"You should invest like a Catholic marries -- for life."
When investing, you should look for businesses strong enough to endure for decades. And just as with marriage, you should be sure that this particular investment is better than any other alternative. If you invest with this lifelong approach, you will begin to focus on the important attributes of the business, rather than concerning yourself with insignificant hiccups. Buffett never concerns himself with a business's temporary setbacks, as long the important factors -- good management, low capital requirements, and durable economic advantages -- remain intact.
"You should invest in businesses that a fool can run, because someday, a fool will."
We're talking about small-f fools here, of course. A really good business will be able to withstand the poor decision-making of incompetent management. Every business life cycle will undoubtedly contain periods of superior and inferior management alike. Coca-Cola (NYSE: KO) was doing fine before the legendary Roberto Goizueta took the helm, and thereafter the company skyrocketed. Yet Coke is a sufficiently remarkable and simple business to do just fine without superstar management. Ironically, Buffett's Berkshire should also do just fine without Buffett at the top. Buffett is truly extraordinary, and over the years, he's worked to ensure that Berkshire will manage just fine after he departs.
"My idea of group decision-making is to look in the mirror."

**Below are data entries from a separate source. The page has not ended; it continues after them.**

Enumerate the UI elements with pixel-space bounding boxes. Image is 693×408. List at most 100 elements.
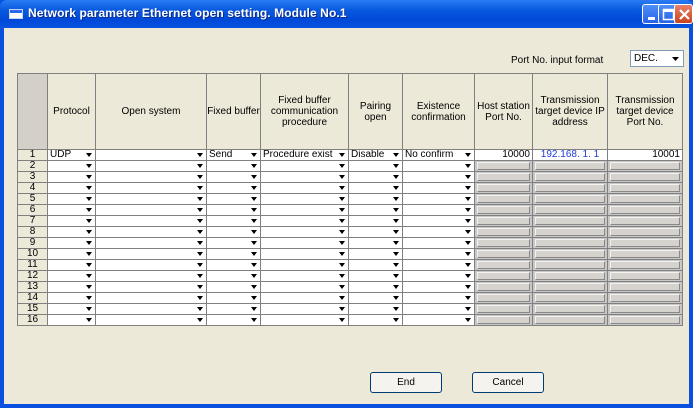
cell-procedure-dropdown[interactable] — [260, 160, 349, 172]
cell-pairing-dropdown[interactable] — [348, 270, 403, 282]
cell-pairing-dropdown[interactable]: Disable — [348, 149, 403, 161]
cell-procedure-dropdown[interactable] — [260, 248, 349, 260]
cell-pairing-dropdown[interactable] — [348, 314, 403, 326]
cell-open-system-dropdown[interactable] — [95, 171, 207, 183]
title-bar[interactable]: Network parameter Ethernet open setting.… — [0, 0, 693, 28]
cell-existence-dropdown[interactable] — [402, 182, 475, 194]
cell-open-system-dropdown[interactable] — [95, 149, 207, 161]
cell-procedure-dropdown[interactable] — [260, 193, 349, 205]
cell-pairing-dropdown[interactable] — [348, 237, 403, 249]
cell-target-ip[interactable]: 192.168. 1. 1 — [532, 149, 608, 161]
cell-fixed-buffer-dropdown[interactable] — [206, 281, 261, 293]
cell-existence-dropdown[interactable] — [402, 226, 475, 238]
cell-procedure-dropdown[interactable] — [260, 215, 349, 227]
cell-fixed-buffer-dropdown[interactable] — [206, 314, 261, 326]
cell-procedure-dropdown[interactable] — [260, 292, 349, 304]
cell-open-system-dropdown[interactable] — [95, 303, 207, 315]
port-format-select[interactable]: DEC. — [630, 50, 684, 67]
cell-open-system-dropdown[interactable] — [95, 248, 207, 260]
cell-fixed-buffer-dropdown[interactable] — [206, 204, 261, 216]
cell-procedure-dropdown[interactable]: Procedure exist — [260, 149, 349, 161]
cell-fixed-buffer-dropdown[interactable] — [206, 215, 261, 227]
cell-fixed-buffer-dropdown[interactable] — [206, 237, 261, 249]
cell-open-system-dropdown[interactable] — [95, 204, 207, 216]
cell-existence-dropdown[interactable] — [402, 237, 475, 249]
cell-protocol-dropdown[interactable] — [47, 248, 96, 260]
cell-existence-dropdown[interactable] — [402, 171, 475, 183]
cell-pairing-dropdown[interactable] — [348, 193, 403, 205]
cell-pairing-dropdown[interactable] — [348, 215, 403, 227]
cell-procedure-dropdown[interactable] — [260, 182, 349, 194]
cell-fixed-buffer-dropdown[interactable] — [206, 259, 261, 271]
cell-procedure-dropdown[interactable] — [260, 270, 349, 282]
cell-protocol-dropdown[interactable] — [47, 259, 96, 271]
cell-protocol-dropdown[interactable] — [47, 171, 96, 183]
cell-fixed-buffer-dropdown[interactable] — [206, 248, 261, 260]
cell-existence-dropdown[interactable]: No confirm — [402, 149, 475, 161]
cell-protocol-dropdown[interactable] — [47, 160, 96, 172]
cell-protocol-dropdown[interactable] — [47, 182, 96, 194]
cell-pairing-dropdown[interactable] — [348, 204, 403, 216]
cell-pairing-dropdown[interactable] — [348, 281, 403, 293]
cell-open-system-dropdown[interactable] — [95, 193, 207, 205]
cell-fixed-buffer-dropdown[interactable] — [206, 226, 261, 238]
cell-pairing-dropdown[interactable] — [348, 259, 403, 271]
cancel-button[interactable]: Cancel — [472, 372, 544, 393]
cell-fixed-buffer-dropdown[interactable] — [206, 303, 261, 315]
cell-existence-dropdown[interactable] — [402, 281, 475, 293]
cell-existence-dropdown[interactable] — [402, 292, 475, 304]
cell-pairing-dropdown[interactable] — [348, 303, 403, 315]
cell-fixed-buffer-dropdown[interactable] — [206, 171, 261, 183]
cell-open-system-dropdown[interactable] — [95, 215, 207, 227]
cell-target-port[interactable]: 10001 — [607, 149, 683, 161]
cell-procedure-dropdown[interactable] — [260, 204, 349, 216]
cell-existence-dropdown[interactable] — [402, 160, 475, 172]
cell-protocol-dropdown[interactable] — [47, 215, 96, 227]
cell-open-system-dropdown[interactable] — [95, 292, 207, 304]
close-button[interactable] — [674, 4, 693, 24]
cell-procedure-dropdown[interactable] — [260, 259, 349, 271]
cell-open-system-dropdown[interactable] — [95, 314, 207, 326]
cell-open-system-dropdown[interactable] — [95, 281, 207, 293]
cell-existence-dropdown[interactable] — [402, 215, 475, 227]
cell-existence-dropdown[interactable] — [402, 303, 475, 315]
cell-procedure-dropdown[interactable] — [260, 226, 349, 238]
cell-open-system-dropdown[interactable] — [95, 226, 207, 238]
cell-existence-dropdown[interactable] — [402, 204, 475, 216]
cell-fixed-buffer-dropdown[interactable] — [206, 160, 261, 172]
cell-protocol-dropdown[interactable] — [47, 226, 96, 238]
cell-protocol-dropdown[interactable] — [47, 237, 96, 249]
cell-existence-dropdown[interactable] — [402, 270, 475, 282]
cell-protocol-dropdown[interactable] — [47, 314, 96, 326]
cell-procedure-dropdown[interactable] — [260, 281, 349, 293]
cell-existence-dropdown[interactable] — [402, 314, 475, 326]
cell-fixed-buffer-dropdown[interactable] — [206, 292, 261, 304]
cell-protocol-dropdown[interactable] — [47, 270, 96, 282]
cell-fixed-buffer-dropdown[interactable] — [206, 182, 261, 194]
cell-pairing-dropdown[interactable] — [348, 160, 403, 172]
cell-protocol-dropdown[interactable] — [47, 281, 96, 293]
cell-procedure-dropdown[interactable] — [260, 237, 349, 249]
cell-fixed-buffer-dropdown[interactable]: Send — [206, 149, 261, 161]
cell-pairing-dropdown[interactable] — [348, 292, 403, 304]
cell-pairing-dropdown[interactable] — [348, 171, 403, 183]
end-button[interactable]: End — [370, 372, 442, 393]
cell-protocol-dropdown[interactable] — [47, 303, 96, 315]
cell-open-system-dropdown[interactable] — [95, 182, 207, 194]
cell-fixed-buffer-dropdown[interactable] — [206, 193, 261, 205]
cell-existence-dropdown[interactable] — [402, 259, 475, 271]
cell-pairing-dropdown[interactable] — [348, 248, 403, 260]
cell-procedure-dropdown[interactable] — [260, 303, 349, 315]
cell-existence-dropdown[interactable] — [402, 248, 475, 260]
cell-pairing-dropdown[interactable] — [348, 182, 403, 194]
cell-protocol-dropdown[interactable] — [47, 193, 96, 205]
cell-host-port[interactable]: 10000 — [474, 149, 533, 161]
cell-pairing-dropdown[interactable] — [348, 226, 403, 238]
cell-open-system-dropdown[interactable] — [95, 270, 207, 282]
cell-procedure-dropdown[interactable] — [260, 171, 349, 183]
cell-procedure-dropdown[interactable] — [260, 314, 349, 326]
cell-fixed-buffer-dropdown[interactable] — [206, 270, 261, 282]
cell-protocol-dropdown[interactable] — [47, 292, 96, 304]
cell-protocol-dropdown[interactable] — [47, 204, 96, 216]
cell-protocol-dropdown[interactable]: UDP — [47, 149, 96, 161]
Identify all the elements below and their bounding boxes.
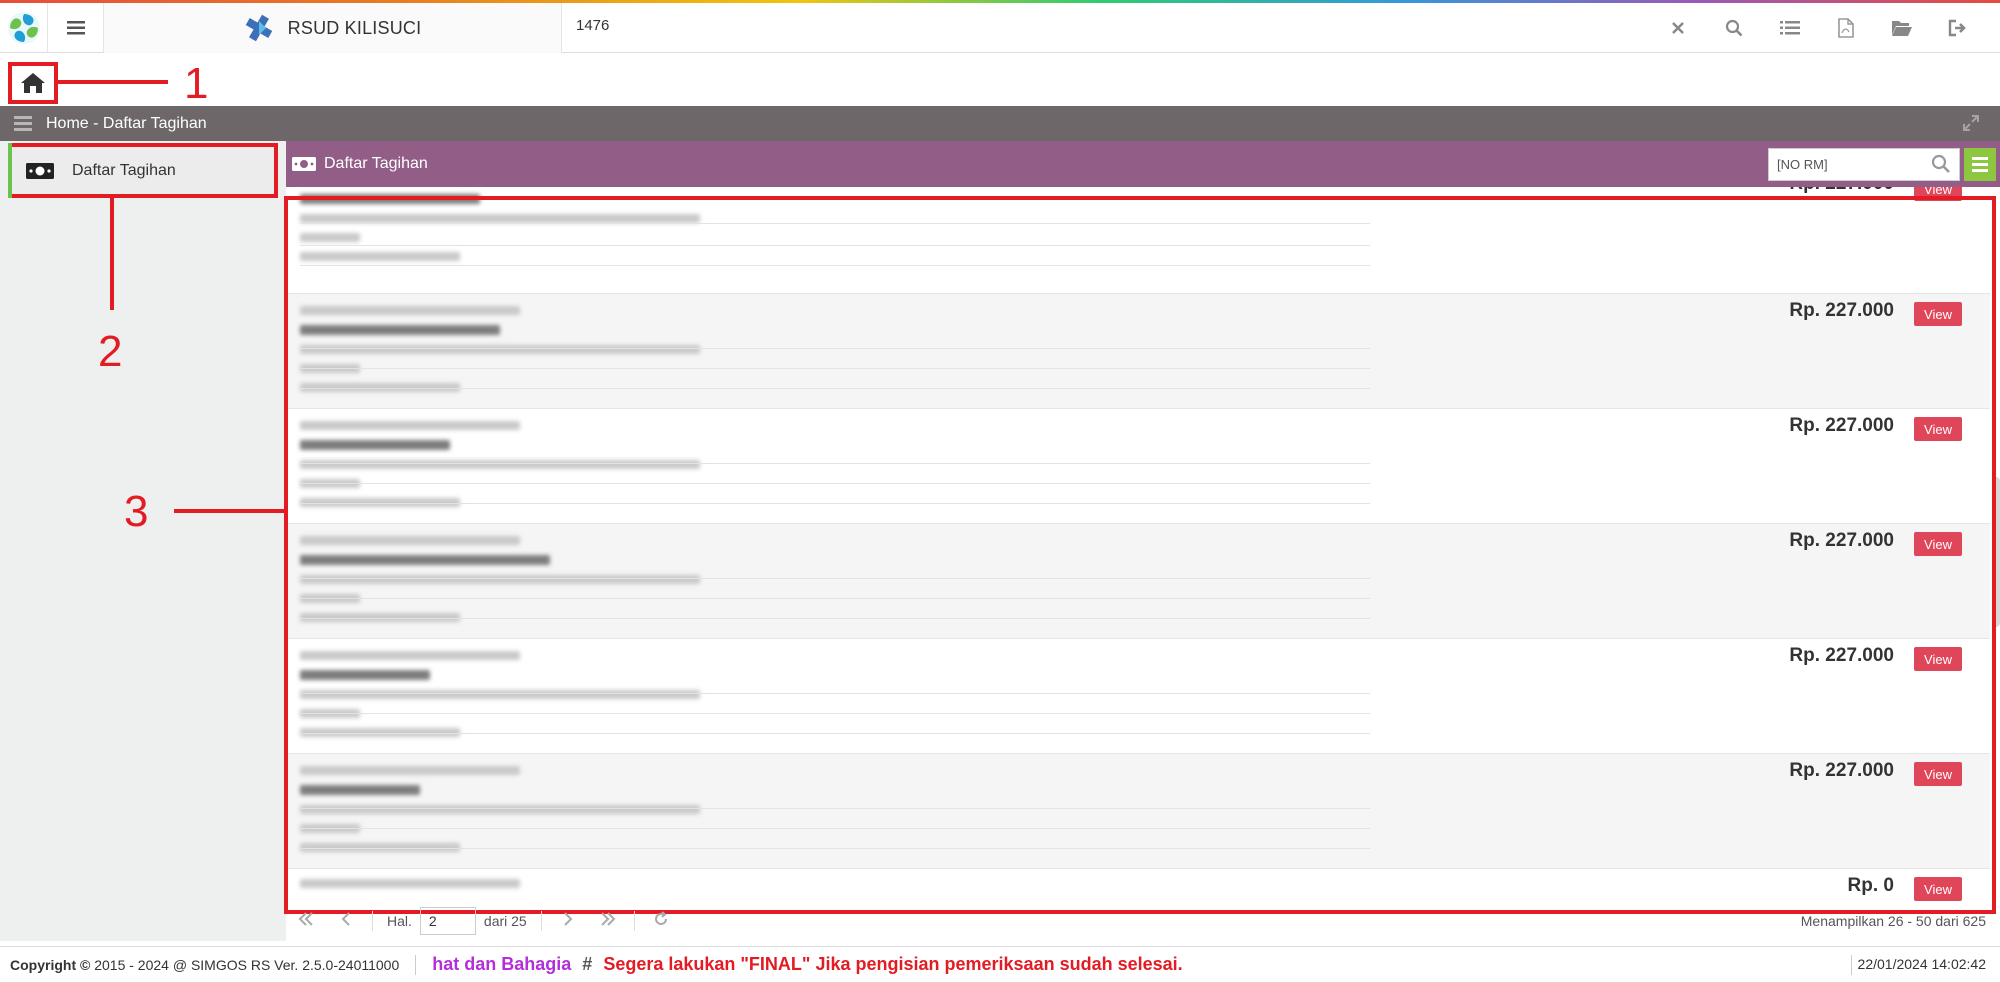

Long-term success in investing requires the ability to go against the herd. Buffett's best investments have come at some of the direst moments in a company's history. If Buffett had relied on public opinion, he would have never invested in Berkshire Hathaway (NYSE: BRK-A) (NYSE: BRK-B), American Express (NYSE: AXP), or GEICO. It's extremely difficult to invest money when all the "smart money" is going against you. Buffett, unlike most investors, possesses an unwavering conviction and discipline when making investment decisions. He learned this trait at age 11, when he made his first investment of three shares of city services. After he bought the stock, the price dropped. Buffett sweated it out and sold for a small gain. Shortly thereafter, the stock skyrocketed.
"You pay a very high price in the stock market for a cheery consensus."
If you let Mr. Market guide you, you'll pay a costly price indeed. The market will usually overcharge you for the investment du jour, but what goes up must come down, and vice versa. Right now, everyone is high on Google (NYSE: GOOG) and other highfliers. If Google's stock went on to return the same 400%-plus performance it's amassed since its IPO, the company would boast a market value greater than half a trillion dollars! If you want to follow the crowd, be prepared to pay up. Otherwise, use Mr. Market to serve you, not guide you.
"If you lose money, I will be understanding. If you lose our reputation, I will be ruthless."
That's what Buffett told the staff of Salomon Brothers during the Treasury securities scandal in 1991. It's also what Buffett tells his managers: Berkshire can afford to lose money, but not an ounce of reputation. In business and life, your reputation is the most important attribute. Buffett's reputation for integrity is so unquestionable that he's often sought out as the buyer of choice for companies seeking a good home. Buffett has earned his reputation over the past 50 years, and he's acutely aware that it would only take seconds of poor judgment to destroy that reputation.
Lessons for corporate America
Lawrence Cunningham assembled a wonderful book, The Essays of Warren Buffett: Lessons for Corporate America. Buffett himself has stated that it's one of his favorites, since the book is a compilation of Buffett's direct words. Even the Fool has a quote on the back, praising the book as "one of the top investment books of all time." I couldn't agree more. Cunningham does a masterful job of collating some of Buffett's best philosophies, making his book -- and Buffett's words -- an excellent tool for any serious investor.